ENETS Neuroendocrine Tumor Center of Excellence, Rigshospitalet, Copenhagen, Denmark.
J Nucl Med. 2020 Oct;61(10):1491-1497. doi: 10.2967/jnumed.119.240143. Epub 2020 Feb 28.
Overexpression of somatostatin receptors (SSTRs) in patients with neuroendocrine neoplasms (NENs) is used for both diagnosis and treatment. Receptor density may reflect tumor differentiation and thus be associated with prognosis. Noninvasive visualization and quantification of SSTR density is possible by SSTR imaging (SRI) using PET. Recently, we introduced Cu-DOTATATE for SRI, and we hypothesized that uptake of this tracer could be associated with overall survival (OS) and progression-free survival (PFS). We evaluated patients with NENs who underwent Cu-DOTATATE PET/CT SRI in 2 prospective studies. Tracer uptake was determined as the maximal SUV (SUV) for each patient. Kaplan-Meier analysis with log-rank was used to determine the predictive value of Cu-DOTATATE SUV for OS and PFS. Specificity, sensitivity, and accuracy were calculated for prediction of outcome at 24 mo after Cu-DOTATATE PET/CT. In total, 128 patients with NENs were included and followed for a median of 73 mo (range, 1-112 mo).

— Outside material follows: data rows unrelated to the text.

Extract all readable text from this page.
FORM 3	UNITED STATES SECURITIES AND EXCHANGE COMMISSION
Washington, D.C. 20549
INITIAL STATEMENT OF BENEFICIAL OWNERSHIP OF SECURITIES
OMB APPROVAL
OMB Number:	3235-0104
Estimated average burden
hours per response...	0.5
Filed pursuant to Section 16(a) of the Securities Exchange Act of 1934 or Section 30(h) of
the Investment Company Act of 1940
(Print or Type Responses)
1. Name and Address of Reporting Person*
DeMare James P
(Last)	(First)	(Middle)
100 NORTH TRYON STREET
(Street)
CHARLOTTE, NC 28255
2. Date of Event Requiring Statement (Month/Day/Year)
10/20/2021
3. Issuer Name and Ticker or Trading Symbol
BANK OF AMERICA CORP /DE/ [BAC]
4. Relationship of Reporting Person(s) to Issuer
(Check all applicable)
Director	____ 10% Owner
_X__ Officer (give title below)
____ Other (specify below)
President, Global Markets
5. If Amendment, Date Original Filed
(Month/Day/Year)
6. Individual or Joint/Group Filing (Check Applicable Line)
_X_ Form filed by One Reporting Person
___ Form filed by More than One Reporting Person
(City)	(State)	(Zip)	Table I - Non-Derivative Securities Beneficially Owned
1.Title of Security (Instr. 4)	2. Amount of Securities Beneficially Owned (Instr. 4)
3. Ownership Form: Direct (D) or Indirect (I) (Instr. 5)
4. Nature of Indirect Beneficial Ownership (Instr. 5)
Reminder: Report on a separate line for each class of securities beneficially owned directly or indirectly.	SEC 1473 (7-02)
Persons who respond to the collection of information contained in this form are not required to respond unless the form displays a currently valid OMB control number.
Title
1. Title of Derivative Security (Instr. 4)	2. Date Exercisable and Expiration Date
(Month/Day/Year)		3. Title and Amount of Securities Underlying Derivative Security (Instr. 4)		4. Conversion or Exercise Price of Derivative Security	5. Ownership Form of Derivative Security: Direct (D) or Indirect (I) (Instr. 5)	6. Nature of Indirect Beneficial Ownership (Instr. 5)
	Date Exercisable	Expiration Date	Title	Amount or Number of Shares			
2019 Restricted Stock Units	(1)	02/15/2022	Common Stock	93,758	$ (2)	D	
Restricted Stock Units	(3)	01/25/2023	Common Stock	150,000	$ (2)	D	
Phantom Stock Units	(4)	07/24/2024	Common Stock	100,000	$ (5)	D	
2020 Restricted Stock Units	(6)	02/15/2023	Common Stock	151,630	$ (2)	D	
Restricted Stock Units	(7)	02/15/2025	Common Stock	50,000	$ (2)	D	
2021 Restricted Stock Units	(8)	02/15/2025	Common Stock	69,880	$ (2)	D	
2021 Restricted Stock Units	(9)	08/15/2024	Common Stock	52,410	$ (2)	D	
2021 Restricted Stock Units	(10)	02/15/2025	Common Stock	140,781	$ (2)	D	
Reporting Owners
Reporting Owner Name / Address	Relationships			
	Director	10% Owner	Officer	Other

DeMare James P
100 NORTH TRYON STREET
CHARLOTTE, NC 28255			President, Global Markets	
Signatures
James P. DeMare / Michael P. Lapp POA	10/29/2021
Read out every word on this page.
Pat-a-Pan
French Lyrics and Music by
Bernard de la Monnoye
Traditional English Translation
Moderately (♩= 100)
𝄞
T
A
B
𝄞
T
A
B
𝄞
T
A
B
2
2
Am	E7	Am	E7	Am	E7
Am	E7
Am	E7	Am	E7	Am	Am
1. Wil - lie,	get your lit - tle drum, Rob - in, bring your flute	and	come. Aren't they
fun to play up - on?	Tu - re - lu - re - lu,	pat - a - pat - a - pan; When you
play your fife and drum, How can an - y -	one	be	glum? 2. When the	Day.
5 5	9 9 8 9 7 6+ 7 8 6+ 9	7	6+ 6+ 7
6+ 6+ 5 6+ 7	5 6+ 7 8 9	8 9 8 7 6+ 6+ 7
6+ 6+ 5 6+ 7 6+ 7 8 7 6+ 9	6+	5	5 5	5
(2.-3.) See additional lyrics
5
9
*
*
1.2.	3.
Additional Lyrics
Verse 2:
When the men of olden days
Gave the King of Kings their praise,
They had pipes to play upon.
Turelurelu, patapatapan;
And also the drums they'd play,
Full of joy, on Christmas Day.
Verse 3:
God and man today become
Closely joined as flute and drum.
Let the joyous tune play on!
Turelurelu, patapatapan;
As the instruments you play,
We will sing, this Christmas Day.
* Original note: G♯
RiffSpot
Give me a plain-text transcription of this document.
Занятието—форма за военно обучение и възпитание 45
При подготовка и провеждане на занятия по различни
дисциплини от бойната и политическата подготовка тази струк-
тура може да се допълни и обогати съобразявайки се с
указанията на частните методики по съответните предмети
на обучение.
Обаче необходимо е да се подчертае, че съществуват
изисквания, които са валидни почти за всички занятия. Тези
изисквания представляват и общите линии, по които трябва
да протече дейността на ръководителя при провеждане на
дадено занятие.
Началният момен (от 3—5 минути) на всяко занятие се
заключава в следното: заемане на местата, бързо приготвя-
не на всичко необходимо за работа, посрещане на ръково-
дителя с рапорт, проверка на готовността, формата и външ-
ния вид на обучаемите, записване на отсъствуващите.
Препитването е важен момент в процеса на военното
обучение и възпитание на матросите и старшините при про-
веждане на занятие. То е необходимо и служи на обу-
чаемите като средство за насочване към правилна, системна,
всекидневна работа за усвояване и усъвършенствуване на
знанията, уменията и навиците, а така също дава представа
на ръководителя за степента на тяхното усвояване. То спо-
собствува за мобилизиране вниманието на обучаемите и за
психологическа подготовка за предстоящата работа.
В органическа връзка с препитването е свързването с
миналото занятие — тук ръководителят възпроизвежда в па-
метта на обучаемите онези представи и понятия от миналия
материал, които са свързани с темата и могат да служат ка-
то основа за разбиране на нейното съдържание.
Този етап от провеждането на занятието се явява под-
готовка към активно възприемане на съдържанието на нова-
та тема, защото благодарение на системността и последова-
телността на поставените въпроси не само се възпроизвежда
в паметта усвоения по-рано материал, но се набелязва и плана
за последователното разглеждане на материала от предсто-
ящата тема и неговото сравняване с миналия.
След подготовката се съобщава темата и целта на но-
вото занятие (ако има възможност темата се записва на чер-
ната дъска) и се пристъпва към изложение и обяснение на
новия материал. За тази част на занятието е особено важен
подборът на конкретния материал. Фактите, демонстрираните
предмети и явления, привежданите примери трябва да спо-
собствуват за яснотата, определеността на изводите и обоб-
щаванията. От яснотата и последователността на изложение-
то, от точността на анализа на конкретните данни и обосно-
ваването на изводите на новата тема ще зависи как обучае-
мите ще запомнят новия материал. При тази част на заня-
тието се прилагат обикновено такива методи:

During follow-up, 112 experienced disease progression, and 69 died. The optimal cutoff for Cu-DOTATATE SUV was 43.3 for prediction of PFS, with a hazard ratio of 0.56 (95% confidence interval, 0.38-0.84) for patients with an SUV of more than 43.3. However, no significant cutoff was found for prediction of OS. In multiple Cox regression adjusted for age, sex, primary tumor site, and tumor grade, the SUV cutoff hazard ratio was 0.50 (range, 0.32-0.77) for PFS. The accuracy was moderate for predicting PFS (57%) at 24 mo after Cu-DOTATATE PET/CT. In this first study to report the association of Cu-DOTATATE PET/CT and outcome in patients with NENs, tumor SSTR density as visualized with Cu-DOTATATE PET/CT was prognostic for PFS but not OS. However, the accuracy of prediction of PFS at 24 mo after Cu-DOTATATE PET/CT SRI was moderate, limiting the value on an individual-patient basis.
在神经内分泌肿瘤 (NENs) 患者中,生长抑素受体 (SSTR) 的过度表达既用于诊断,也用于治疗。受体密度可能反映肿瘤分化程度,因此与预后相关。SSTR 成像 (SRI) 使用 PET 可以实现 SSTR 密度的非侵入性可视化和定量。最近,我们引入了 Cu-DOTATATE 用于 SRI,我们假设这种示踪剂的摄取与总生存期 (OS) 和无进展生存期 (PFS) 相关。我们在 2 项前瞻性研究中评估了接受 Cu-DOTATATE PET/CT SRI 的 NEN 患者。每个患者的最大 SUV (SUV) 用于确定示踪剂摄取。使用对数秩检验进行 Kaplan-Meier 分析以确定 Cu-DOTATATE SUV 对 OS 和 PFS 的预测价值。计算了特异性、敏感性和准确性,以预测 Cu-DOTATATE PET/CT 后 24 个月的结果。共有 128 名 NEN 患者入组,中位随访时间为 73 个月(范围为 1-112 个月)。随访期间,112 例患者出现疾病进展,69 例患者死亡。预测 PFS 的最佳 Cu-DOTATATE SUV 截断值为 43.3,SUV 大于 43.3 的患者的风险比为 0.56(95%置信区间,0.38-0.84)。然而,未发现预测 OS 的显著截断值。在调整年龄、性别、原发肿瘤部位和肿瘤分级的多 Cox 回归中,SUV 截断值的风险比为 0.50(范围为 0.32-0.77)用于预测 PFS。在接受 Cu-DOTATATE PET/CT 后 24 个月预测 PFS 的准确性为 57%,属于中度。在这项首次报道 NEN 患者 Cu-DOTATATE PET/CT 与预后关联的研究中,Cu-DOTATATE PET/CT 显示的肿瘤 SSTR 密度与 PFS 相关,但与 OS 无关。然而,Cu-DOTATATE PET/CT SRI 后 24 个月预测 PFS 的准确性为中度,限制了其在个体患者中的价值。